Через полчаса первая колонна из пятидесяти машин двинулась на рудники; через час — вторая.

— У тебя нет желания поехать с нами, Григорий Андреевич? — спросил Ротов.

— Я поеду в танковое училище.

— А что там?

Гаевой ответил уклончиво:

— Дела.

Радостное известие обладает способностью распространяться с удивительной быстротой. Слухи о возможной остановке завода расползались медленно и доходили не до всех — кому хотелось огорчить жену, брата, соседа, знакомого? Переживали горе в себе. А радость? Кто удержится от того, чтобы не передать ее другому? От этого и твоя собственная радость словно удваивается, утраивается, удесятеряется. Почти мгновенно об автоколонне узнали и завод и город.

Просматривая ночью сводку работы цехов, Ротов взял красный карандаш, обвел петелькой цифру 128 — такой процент выполнения плана сортопрокатным цехом был достигнут впервые. Он вызвал к телефону начальника цеха, того самого, которого позавчера обозвал бабой, и спросил, кого следует премировать за работу.

— Никого, — был ответ.

— Почему так?

— Узнали люди об автоколонне, и темп работы изменился. Кого тут премировать?

Директор подумал и все же написал приказ о премировании смены за достижение рекордной производительности.

Четыре колонны по пятьдесят машин в каждой беспрерывно возили марганцевую руду по строжайшему графику и еле-еле успевали снабжать доменный цех. О прибытии каждой колонны диспетчер докладывал директору. На пятые сутки колонна, которую сопровождал майор, не вернулась на завод. Ротов подождал час, еще полчаса, проверил запас руды в бункерах доменного цеха и, убедившись, что в них почти ничего не осталось, выехал навстречу, пригласив с собой Гаевого.

Проехали двадцать километров по хорошо укатанной дороге — и наконец увидели в степи неподвижно стоявшую колонну.

— Не пойму… — процедил Ротов. — Если поломка, то не должны стоять все…

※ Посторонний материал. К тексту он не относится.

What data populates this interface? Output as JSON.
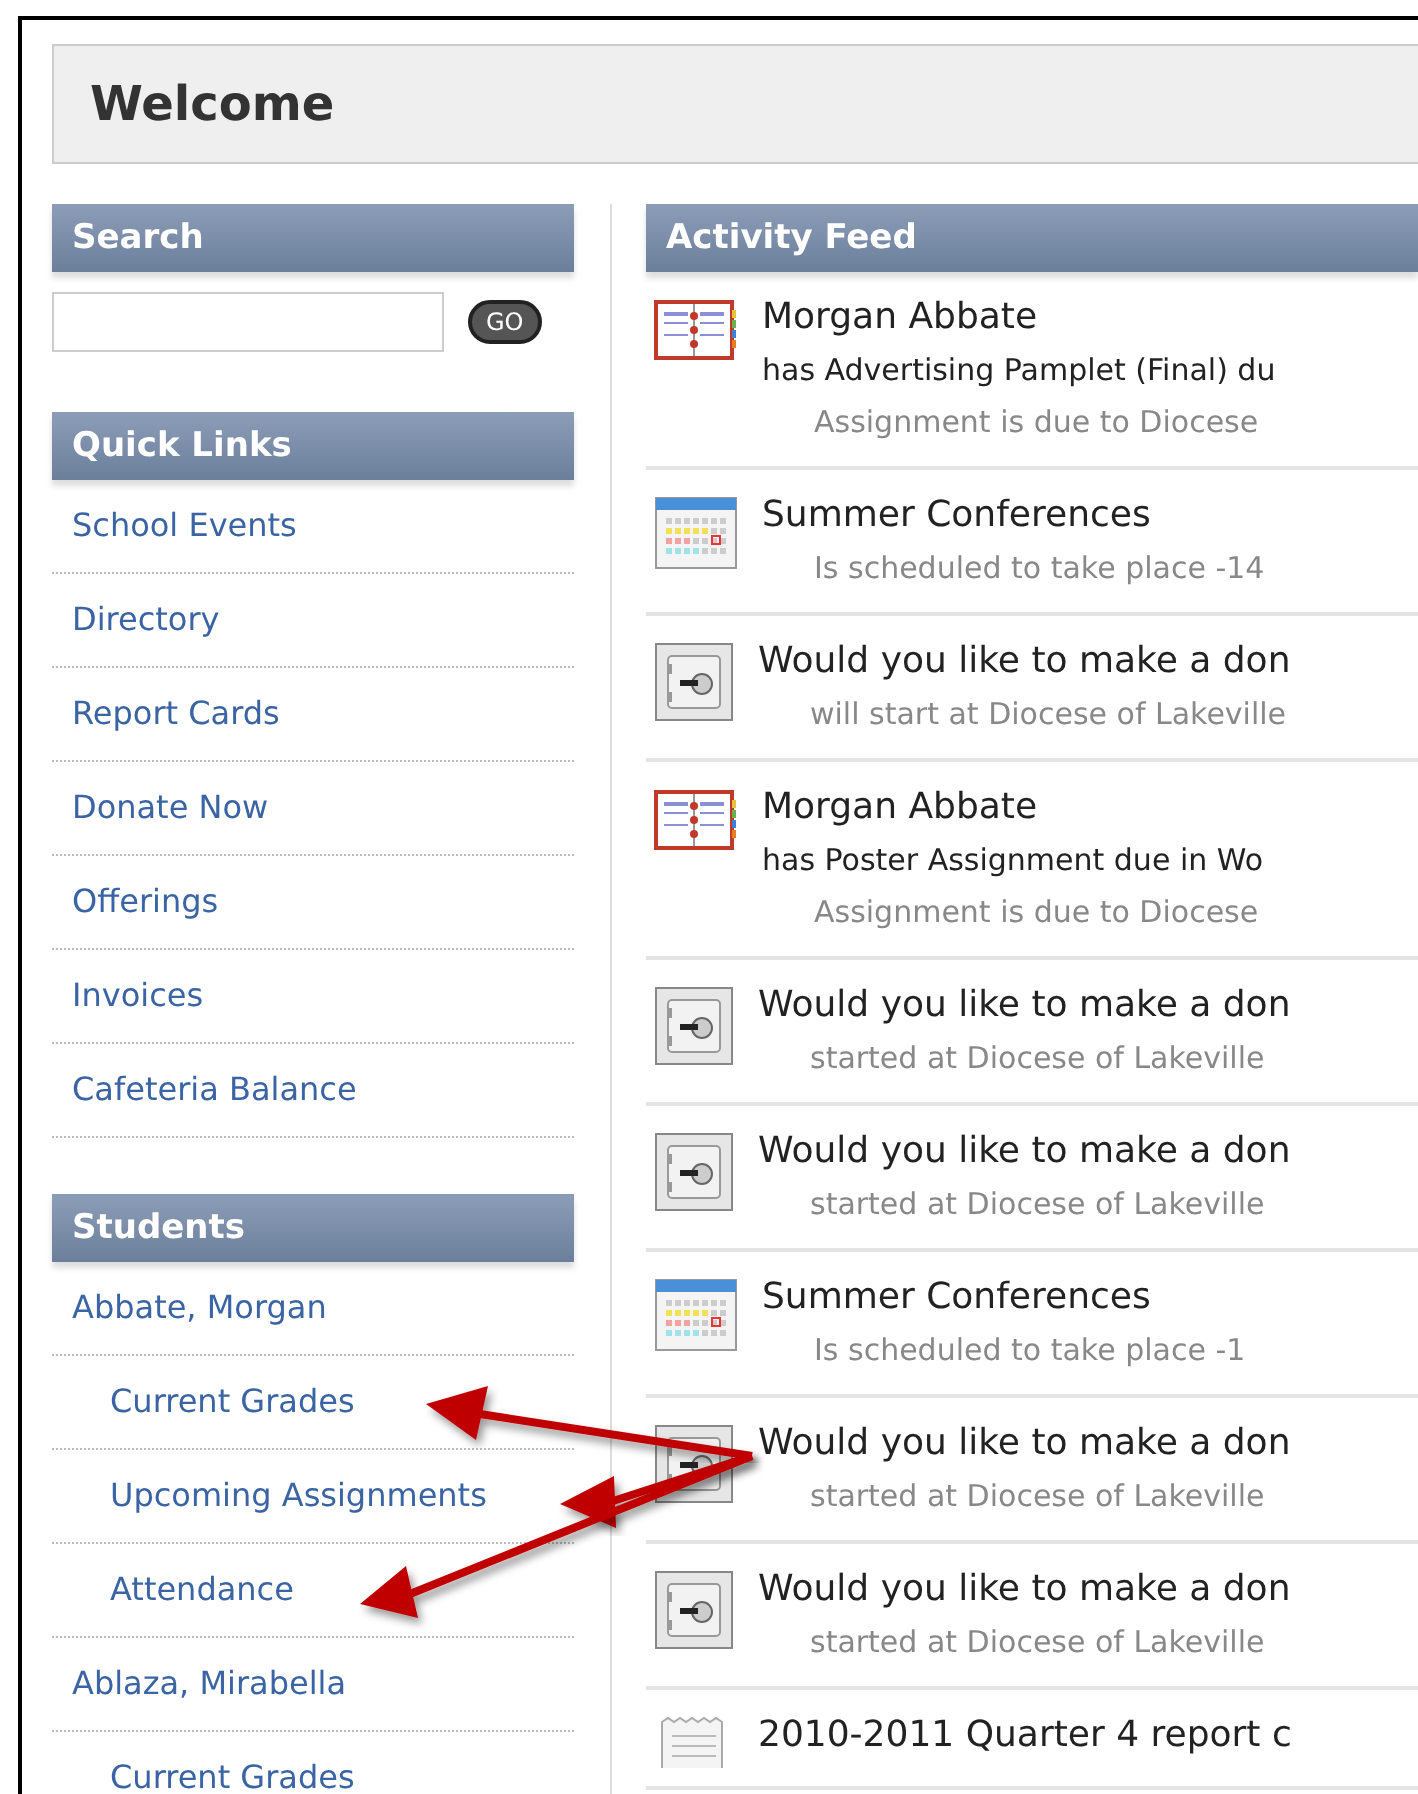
{
  "page": {
    "title": "Welcome"
  },
  "search": {
    "heading": "Search",
    "button": "GO"
  },
  "quick_links": {
    "heading": "Quick Links",
    "items": [
      "School Events",
      "Directory",
      "Report Cards",
      "Donate Now",
      "Offerings",
      "Invoices",
      "Cafeteria Balance"
    ]
  },
  "students": {
    "heading": "Students",
    "items": [
      {
        "name": "Abbate, Morgan",
        "children": [
          "Current Grades",
          "Upcoming Assignments",
          "Attendance"
        ]
      },
      {
        "name": "Ablaza, Mirabella",
        "children": [
          "Current Grades"
        ]
      }
    ]
  },
  "activity_feed": {
    "heading": "Activity Feed",
    "items": [
      {
        "kind": "assignment",
        "title": "Morgan Abbate",
        "line": "has Advertising Pamplet (Final) du",
        "detail": "Assignment is due to Diocese"
      },
      {
        "kind": "event",
        "title": "Summer Conferences",
        "detail": "Is scheduled to take place -14"
      },
      {
        "kind": "donation",
        "title": "Would you like to make a don",
        "detail": "will start at Diocese of Lakeville"
      },
      {
        "kind": "assignment",
        "title": "Morgan Abbate",
        "line": "has Poster Assignment due in Wo",
        "detail": "Assignment is due to Diocese"
      },
      {
        "kind": "donation",
        "title": "Would you like to make a don",
        "detail": "started at Diocese of Lakeville"
      },
      {
        "kind": "donation",
        "title": "Would you like to make a don",
        "detail": "started at Diocese of Lakeville"
      },
      {
        "kind": "event",
        "title": "Summer Conferences",
        "detail": "Is scheduled to take place -1"
      },
      {
        "kind": "donation",
        "title": "Would you like to make a don",
        "detail": "started at Diocese of Lakeville"
      },
      {
        "kind": "donation",
        "title": "Would you like to make a don",
        "detail": "started at Diocese of Lakeville"
      },
      {
        "kind": "report",
        "title": "2010-2011 Quarter 4 report c"
      }
    ]
  }
}
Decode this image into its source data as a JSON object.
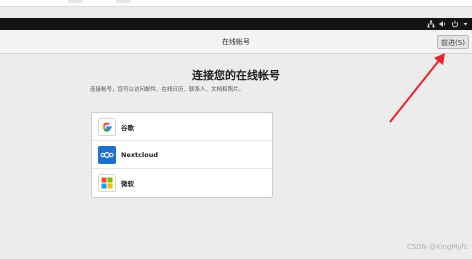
{
  "window": {
    "title": "在线帐号",
    "previous_button_label": "前进(S)"
  },
  "system_tray": {
    "icons": [
      "network-icon",
      "volume-icon",
      "power-icon",
      "chevron-down-icon"
    ]
  },
  "main": {
    "heading": "连接您的在线帐号",
    "description": "连接帐号，您可以访问邮件、在线日历、联系人、文档和照片。"
  },
  "providers": [
    {
      "name": "谷歌",
      "icon": "google-icon"
    },
    {
      "name": "Nextcloud",
      "icon": "nextcloud-icon"
    },
    {
      "name": "微软",
      "icon": "microsoft-icon"
    }
  ],
  "colors": {
    "annotation_arrow": "#e8252e",
    "top_bar": "#141414"
  },
  "watermark": "CSDN @KingMyfc"
}
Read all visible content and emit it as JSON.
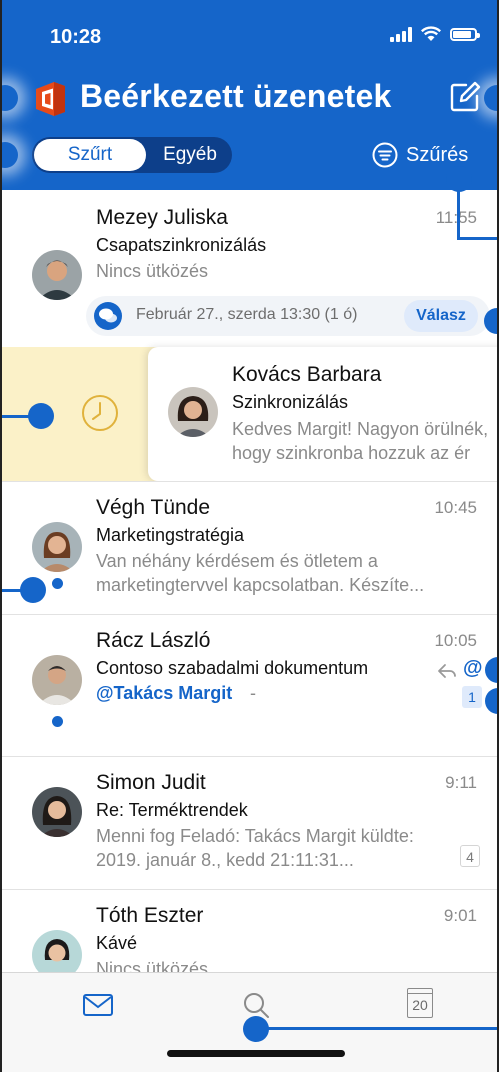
{
  "status": {
    "time": "10:28"
  },
  "header": {
    "title": "Beérkezett üzenetek",
    "filter_tabs": {
      "focused": "Szűrt",
      "other": "Egyéb"
    },
    "filter_label": "Szűrés"
  },
  "messages": [
    {
      "sender": "Mezey Juliska",
      "subject": "Csapatszinkronizálás",
      "preview": "Nincs ütközés",
      "time": "11:55",
      "event": {
        "text": "Február 27., szerda 13:30 (1 ó)",
        "reply_label": "Válasz"
      }
    },
    {
      "sender": "Kovács Barbara",
      "subject": "Szinkronizálás",
      "preview_line1": "Kedves Margit! Nagyon örülnék,",
      "preview_line2": "hogy szinkronba hozzuk az ér"
    },
    {
      "sender": "Végh Tünde",
      "subject": "Marketingstratégia",
      "preview_line1": "Van néhány kérdésem és ötletem a",
      "preview_line2": "marketingtervvel kapcsolatban. Készíte...",
      "time": "10:45"
    },
    {
      "sender": "Rácz László",
      "subject": "Contoso szabadalmi dokumentum",
      "mention": "@Takács Margit",
      "mention_suffix": "-",
      "time": "10:05",
      "count": "1"
    },
    {
      "sender": "Simon Judit",
      "subject": "Re: Terméktrendek",
      "preview_line1": "Menni fog Feladó: Takács Margit küldte:",
      "preview_line2": "2019. január 8., kedd 21:11:31...",
      "time": "9:11",
      "count": "4"
    },
    {
      "sender": "Tóth Eszter",
      "subject": "Kávé",
      "preview": "Nincs ütközés",
      "time": "9:01"
    }
  ],
  "tabbar": {
    "calendar_day": "20"
  },
  "colors": {
    "accent": "#1565c9",
    "swipe_bg": "#fbf1c8",
    "header_bg": "#1565c9"
  },
  "icons": [
    "office-logo-icon",
    "compose-icon",
    "filter-icon",
    "chat-icon",
    "clock-icon",
    "reply-icon",
    "at-icon",
    "mail-icon",
    "search-icon",
    "calendar-icon"
  ]
}
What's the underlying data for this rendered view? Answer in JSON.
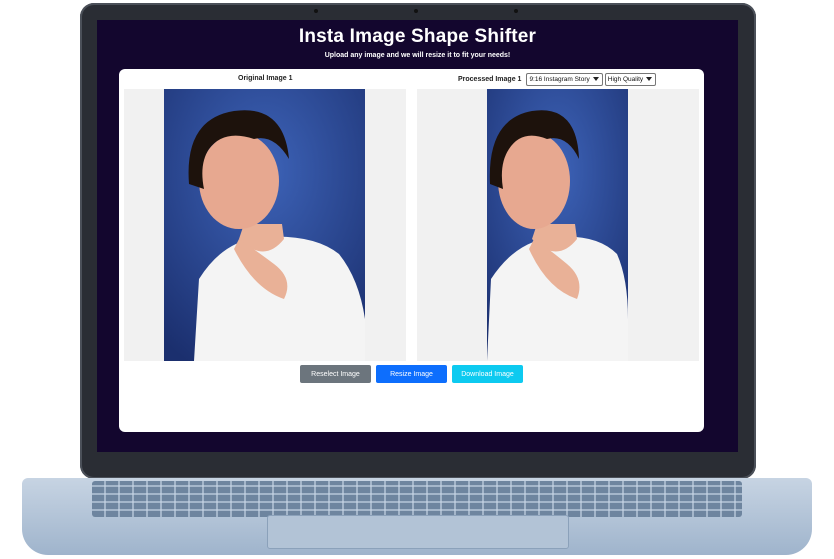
{
  "app": {
    "title": "Insta Image Shape Shifter",
    "subtitle": "Upload any image and we will resize it to fit your needs!"
  },
  "original": {
    "heading": "Original Image 1"
  },
  "processed": {
    "heading": "Processed Image 1",
    "aspect_select": "9:16 Instagram Story",
    "quality_select": "High Quality"
  },
  "buttons": {
    "reselect": "Reselect Image",
    "resize": "Resize Image",
    "download": "Download Image"
  },
  "colors": {
    "screen_bg": "#13062e",
    "reselect": "#6c757d",
    "resize": "#0d6efd",
    "download": "#0dcaf0"
  }
}
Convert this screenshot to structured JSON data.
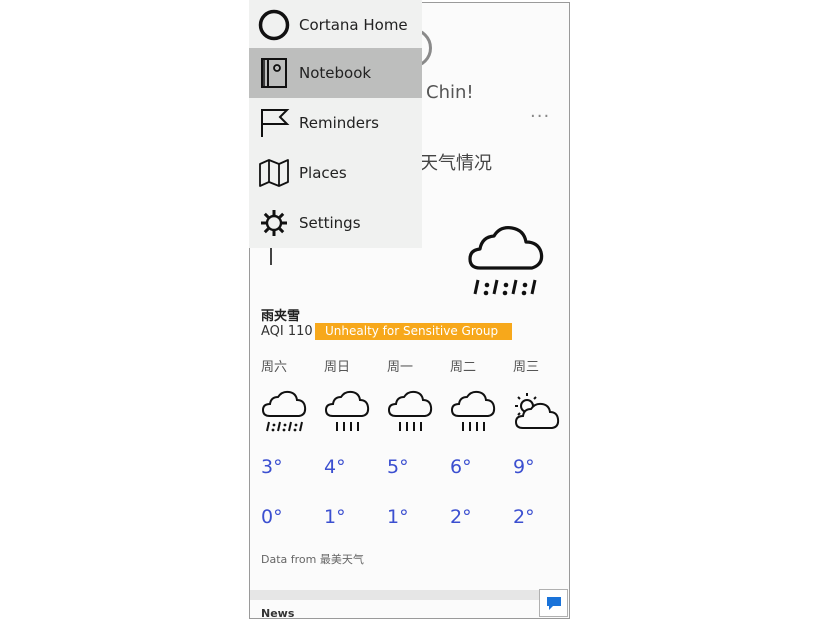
{
  "menu": {
    "items": [
      {
        "label": "Cortana Home",
        "icon": "circle-icon"
      },
      {
        "label": "Notebook",
        "icon": "notebook-icon",
        "active": true
      },
      {
        "label": "Reminders",
        "icon": "flag-icon"
      },
      {
        "label": "Places",
        "icon": "map-icon"
      },
      {
        "label": "Settings",
        "icon": "gear-icon"
      }
    ]
  },
  "card": {
    "greeting": "Chin!",
    "more": "···",
    "title": "天气情况",
    "condition": "雨夹雪",
    "aqi_text": "AQI 110",
    "aqi_badge": "Unhealty for Sensitive Group",
    "aqi_color": "#f7a81b",
    "current_icon": "sleet-icon"
  },
  "forecast": [
    {
      "day": "周六",
      "high": "3°",
      "low": "0°",
      "icon": "sleet-icon"
    },
    {
      "day": "周日",
      "high": "4°",
      "low": "1°",
      "icon": "rain-icon"
    },
    {
      "day": "周一",
      "high": "5°",
      "low": "1°",
      "icon": "rain-icon"
    },
    {
      "day": "周二",
      "high": "6°",
      "low": "2°",
      "icon": "rain-icon"
    },
    {
      "day": "周三",
      "high": "9°",
      "low": "2°",
      "icon": "partly-cloudy-icon"
    }
  ],
  "footer": {
    "source": "Data from 最美天气",
    "news": "News"
  },
  "colors": {
    "temp": "#3b4fd0",
    "menu_bg": "#f0f1f0",
    "menu_active": "#bdbebd",
    "chat_icon": "#1a73d9"
  }
}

С тревожным чувством подъехали к первой машине, и тут все стало ясно: водитель спал мертвым сном; привалившись к нему, храпел обессилевший майор.

Ротов прошел вдоль колонны и понял, как изнемогли эти люди. Они работали уже в полудремотном состоянии, и едва машины, вслед за первой, остановились — все заснули.

— Надо будить, — сказал Гаевой и решительно открыл дверцу головной машины.

Директор схватил его за руку.

— Не надо, пусть поспят. Ведь ты человек чуткий, Гриша.

Не послушав Ротова, Гаевой тронул водителя за плечо. Это не оказало никакого действия. Тронул еще раз — безрезультатно. Тогда, подражая голосу старшины, будившего его в свое время в казарме, протяжно крикнул:

— По-ды-ы-майсь! Шофер по-прежнему спал.

Ротов возмутился:

— Оставь!

Но Гаевой нажал кнопку сигнала. Шофер встрепенулся, открыл глаза, включил мотор и тронулся в путь. Майор продолжал спать. От шума мотора проснулся шофер второй машины, третьей… Колонна, быстро набирая скорость, понеслась к заводу.

Когда последняя машина прошла мимо, Гаевой сказал директору:

— Едут на отдых. У завода их встретит начальник танкового училища, заменит водителей курсантами, и бойцы отдохнут сутки. Теперь через три дня на четвертый они будут отсыпаться.

Ротов взглянул на Гаевого. В этом взгляде были и смущение и признательность.